The People's Bank of China strengthened the reference price of the renminbi on Monday more than since January, reacting quickly after Jerome Powell's speech at the Jackson Hole conference caused the dollar to slide.
The People's Bank of China (PBOC) set the rate at 7.1161 yuan per dollar, down from 7.1321 on Friday, the strongest level since November.
According to Bloomberg, the dollar weakened after Powell opened the door to interest rate cuts, saying that the labor market is showing signs of stress even though inflation has not fully cooled. The dollar index fell by 0.8% following his speech.
The renminbi onshore has slightly increased, trading at 7.1605 yuan per dollar, after reaching 7.1593, the highest level since the end of July. But while the reference price has become strong, the renminbi has lost ground against a range of other currencies.
Bloomberg's index tracking the Chinese currency against its major peers shows a decline early in the session, even as a strong reference price was set on Monday.
The reference price has dropped below 7.12 for the first time since November last year, a sign that officials may be responding more strongly to the dollar's retreat and trying to keep the renminbi stable amid global re-export pressures.
Beijing is injecting liquidity into the market to ease tensions in the bond market
The PBOC has also moved aggressively to pump money into the system this month. Beijing added 600 billion yuan ($84 billion) through a series of one-year medium-term loans and three- and six-month reverse repos.
Bloomberg's calculations show that this is the largest monthly cash payout since January. The cash injection comes as interest rates surged in the recent 30-year government bond auction, with investors demanding the highest yields since December.
As the central bank adds cash, China's overnight repo rate falls to 1.35%, down seven basis points. Futures contracts linked to 30-year government bonds also surged to 0.7%, the largest daily increase since April.
The goal is to maintain easy funding conditions while borrowing demand remains high, and at the same time, avoid a fake sell-off in bond funds as retail money pours into stocks.

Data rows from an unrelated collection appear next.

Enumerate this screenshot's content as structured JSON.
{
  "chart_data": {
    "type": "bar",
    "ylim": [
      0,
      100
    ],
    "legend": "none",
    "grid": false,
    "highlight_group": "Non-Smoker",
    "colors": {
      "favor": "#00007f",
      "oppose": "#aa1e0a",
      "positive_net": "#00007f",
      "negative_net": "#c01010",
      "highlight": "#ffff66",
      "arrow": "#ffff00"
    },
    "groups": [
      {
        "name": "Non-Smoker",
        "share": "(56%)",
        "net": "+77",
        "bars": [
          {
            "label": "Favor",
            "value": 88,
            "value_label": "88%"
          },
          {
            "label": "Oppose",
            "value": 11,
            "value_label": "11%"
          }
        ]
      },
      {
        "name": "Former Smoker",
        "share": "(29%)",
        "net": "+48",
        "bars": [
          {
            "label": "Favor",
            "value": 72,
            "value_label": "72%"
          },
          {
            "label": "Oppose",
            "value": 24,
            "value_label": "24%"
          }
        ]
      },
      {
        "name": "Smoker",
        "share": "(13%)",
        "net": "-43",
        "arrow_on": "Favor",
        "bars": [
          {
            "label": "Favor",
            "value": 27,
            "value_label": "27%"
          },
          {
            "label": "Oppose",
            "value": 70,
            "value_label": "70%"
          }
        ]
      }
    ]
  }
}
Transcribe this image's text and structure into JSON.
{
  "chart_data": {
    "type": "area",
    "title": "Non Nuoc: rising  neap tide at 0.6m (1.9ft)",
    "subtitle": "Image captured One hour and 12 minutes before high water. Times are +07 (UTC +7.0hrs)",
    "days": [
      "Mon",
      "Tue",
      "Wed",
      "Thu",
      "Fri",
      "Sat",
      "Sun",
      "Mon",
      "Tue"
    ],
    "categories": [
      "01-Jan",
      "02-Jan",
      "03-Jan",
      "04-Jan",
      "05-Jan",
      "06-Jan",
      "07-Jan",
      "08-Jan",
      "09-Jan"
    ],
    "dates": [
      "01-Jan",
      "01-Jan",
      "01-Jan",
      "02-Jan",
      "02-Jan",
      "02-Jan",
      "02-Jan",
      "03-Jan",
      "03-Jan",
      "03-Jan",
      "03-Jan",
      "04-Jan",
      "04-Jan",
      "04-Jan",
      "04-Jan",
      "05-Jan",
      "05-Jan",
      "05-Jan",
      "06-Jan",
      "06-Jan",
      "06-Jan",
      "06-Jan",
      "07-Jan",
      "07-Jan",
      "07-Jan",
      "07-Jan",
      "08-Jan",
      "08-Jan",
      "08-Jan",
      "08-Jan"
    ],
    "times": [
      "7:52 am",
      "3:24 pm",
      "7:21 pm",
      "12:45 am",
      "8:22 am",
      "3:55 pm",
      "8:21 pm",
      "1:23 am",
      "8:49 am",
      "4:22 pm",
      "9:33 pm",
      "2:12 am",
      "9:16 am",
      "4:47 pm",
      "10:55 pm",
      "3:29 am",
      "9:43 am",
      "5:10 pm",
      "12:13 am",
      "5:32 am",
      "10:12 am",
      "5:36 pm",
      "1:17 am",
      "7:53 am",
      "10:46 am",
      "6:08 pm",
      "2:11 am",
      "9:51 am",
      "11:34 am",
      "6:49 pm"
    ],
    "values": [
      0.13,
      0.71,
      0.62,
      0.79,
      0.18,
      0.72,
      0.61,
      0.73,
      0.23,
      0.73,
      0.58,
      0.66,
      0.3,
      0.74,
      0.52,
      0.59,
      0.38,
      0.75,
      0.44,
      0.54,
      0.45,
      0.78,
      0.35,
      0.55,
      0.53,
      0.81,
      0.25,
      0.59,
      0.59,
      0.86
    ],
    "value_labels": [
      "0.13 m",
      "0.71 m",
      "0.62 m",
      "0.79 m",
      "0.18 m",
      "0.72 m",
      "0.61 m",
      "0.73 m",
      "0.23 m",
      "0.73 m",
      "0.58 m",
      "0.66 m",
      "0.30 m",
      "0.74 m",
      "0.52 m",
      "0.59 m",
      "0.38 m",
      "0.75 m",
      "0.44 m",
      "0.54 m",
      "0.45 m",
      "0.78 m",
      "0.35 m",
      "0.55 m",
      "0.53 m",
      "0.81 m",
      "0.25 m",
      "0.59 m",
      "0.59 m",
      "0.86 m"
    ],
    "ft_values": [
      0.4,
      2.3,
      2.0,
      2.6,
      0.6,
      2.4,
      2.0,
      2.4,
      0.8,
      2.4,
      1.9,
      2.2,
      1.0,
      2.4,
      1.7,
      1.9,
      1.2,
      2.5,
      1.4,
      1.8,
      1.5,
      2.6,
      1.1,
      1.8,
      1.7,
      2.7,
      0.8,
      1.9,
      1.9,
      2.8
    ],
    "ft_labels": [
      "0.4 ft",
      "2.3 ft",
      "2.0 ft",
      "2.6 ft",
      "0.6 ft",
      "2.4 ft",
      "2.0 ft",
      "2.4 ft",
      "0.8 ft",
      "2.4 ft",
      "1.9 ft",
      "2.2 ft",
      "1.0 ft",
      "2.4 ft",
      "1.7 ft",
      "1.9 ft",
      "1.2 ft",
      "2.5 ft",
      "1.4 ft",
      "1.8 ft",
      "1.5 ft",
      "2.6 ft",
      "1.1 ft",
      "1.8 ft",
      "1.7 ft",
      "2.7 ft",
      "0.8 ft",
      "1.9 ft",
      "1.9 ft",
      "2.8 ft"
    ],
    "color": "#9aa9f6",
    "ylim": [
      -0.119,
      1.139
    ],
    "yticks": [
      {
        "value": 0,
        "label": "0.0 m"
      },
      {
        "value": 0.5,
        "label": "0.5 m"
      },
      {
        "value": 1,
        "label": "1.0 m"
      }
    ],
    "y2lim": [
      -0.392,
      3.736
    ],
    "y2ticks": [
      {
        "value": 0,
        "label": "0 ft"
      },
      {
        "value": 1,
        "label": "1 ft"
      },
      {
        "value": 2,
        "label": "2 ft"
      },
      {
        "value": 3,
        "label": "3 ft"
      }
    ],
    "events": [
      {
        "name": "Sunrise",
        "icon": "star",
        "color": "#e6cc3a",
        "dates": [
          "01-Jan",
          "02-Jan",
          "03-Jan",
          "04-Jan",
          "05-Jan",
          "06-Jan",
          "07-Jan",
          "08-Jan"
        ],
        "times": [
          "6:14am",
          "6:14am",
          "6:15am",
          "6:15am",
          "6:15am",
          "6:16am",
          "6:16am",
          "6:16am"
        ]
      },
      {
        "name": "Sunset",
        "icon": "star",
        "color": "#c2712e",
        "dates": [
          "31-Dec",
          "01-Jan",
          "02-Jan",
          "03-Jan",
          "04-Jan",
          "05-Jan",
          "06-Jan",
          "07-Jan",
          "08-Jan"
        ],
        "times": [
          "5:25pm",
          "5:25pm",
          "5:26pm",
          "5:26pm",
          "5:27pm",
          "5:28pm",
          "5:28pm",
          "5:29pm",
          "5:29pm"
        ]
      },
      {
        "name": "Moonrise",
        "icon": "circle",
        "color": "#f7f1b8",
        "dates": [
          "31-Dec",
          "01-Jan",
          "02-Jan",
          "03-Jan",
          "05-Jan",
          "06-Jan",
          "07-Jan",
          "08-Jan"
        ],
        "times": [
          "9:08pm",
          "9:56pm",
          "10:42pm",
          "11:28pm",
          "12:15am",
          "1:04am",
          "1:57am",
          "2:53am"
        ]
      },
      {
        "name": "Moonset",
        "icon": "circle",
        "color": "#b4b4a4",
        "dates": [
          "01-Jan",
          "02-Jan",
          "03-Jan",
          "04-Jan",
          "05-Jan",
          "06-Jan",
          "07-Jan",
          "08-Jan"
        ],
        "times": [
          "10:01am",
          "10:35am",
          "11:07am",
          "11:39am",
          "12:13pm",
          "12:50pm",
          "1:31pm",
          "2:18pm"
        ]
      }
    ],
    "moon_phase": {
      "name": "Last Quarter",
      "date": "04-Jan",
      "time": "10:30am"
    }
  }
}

The PBOC has turned to its two main tools, MLF and reverse repos, after earlier policy adjustments this year provided them with greater flexibility. Officials are trying to balance this new cash push with the risk of withdrawals from banks, as retail investors pursue hot stocks and abandon savings accounts.
Chip stock ETFs are too hot as investors pour in
In the stock market, Chinese technology funds have received strong demand. The premiums on chip-related ETFs surged last week, signaling very strong buying activity. The STAR Chip Design ETF CPIC SSE rose 6.2% on Friday, far exceeding its historical average of just 0.1%.
Two other major chip funds, the STAR Chip Penghua SSE ETF and the 50 City Technology and Science Innovation ETF of China, are also trading at higher-than-usual premiums.
These premiums show that buyers have purchased these ETFs at prices higher than their net asset values, often a sign of speculative frenzy. This surge comes after news that DeepSeek's new artificial intelligence model has launched, boosting investor confidence in the semiconductor sector. There is also new belief that Beijing's technology favor will support domestic chip manufacturers.
This optimism has driven a significant boost in technology indices. The Star 50 Index, focusing on hardware stocks, rose 5.8% on Monday, bringing its total monthly growth to around 20%.
The CSI 300 index has risen over 1%, adding to last week's 4.2% increase. But the gap between prices and fundamentals is widening rapidly, with some market observers warning of overheating sectors.
Real estate stocks also surged, accompanied by hopes for more support from Beijing. China Vanke Group reached a six-month high, leading a 3% increase in the real estate index, the strongest gain in a month. Shares of Sunac China Holdings Ltd. and Longfor Group Holdings Ltd. also rose sharply. In Hong Kong trading, Vanke rose by up to 16%, and Sunac rose by up to 13%.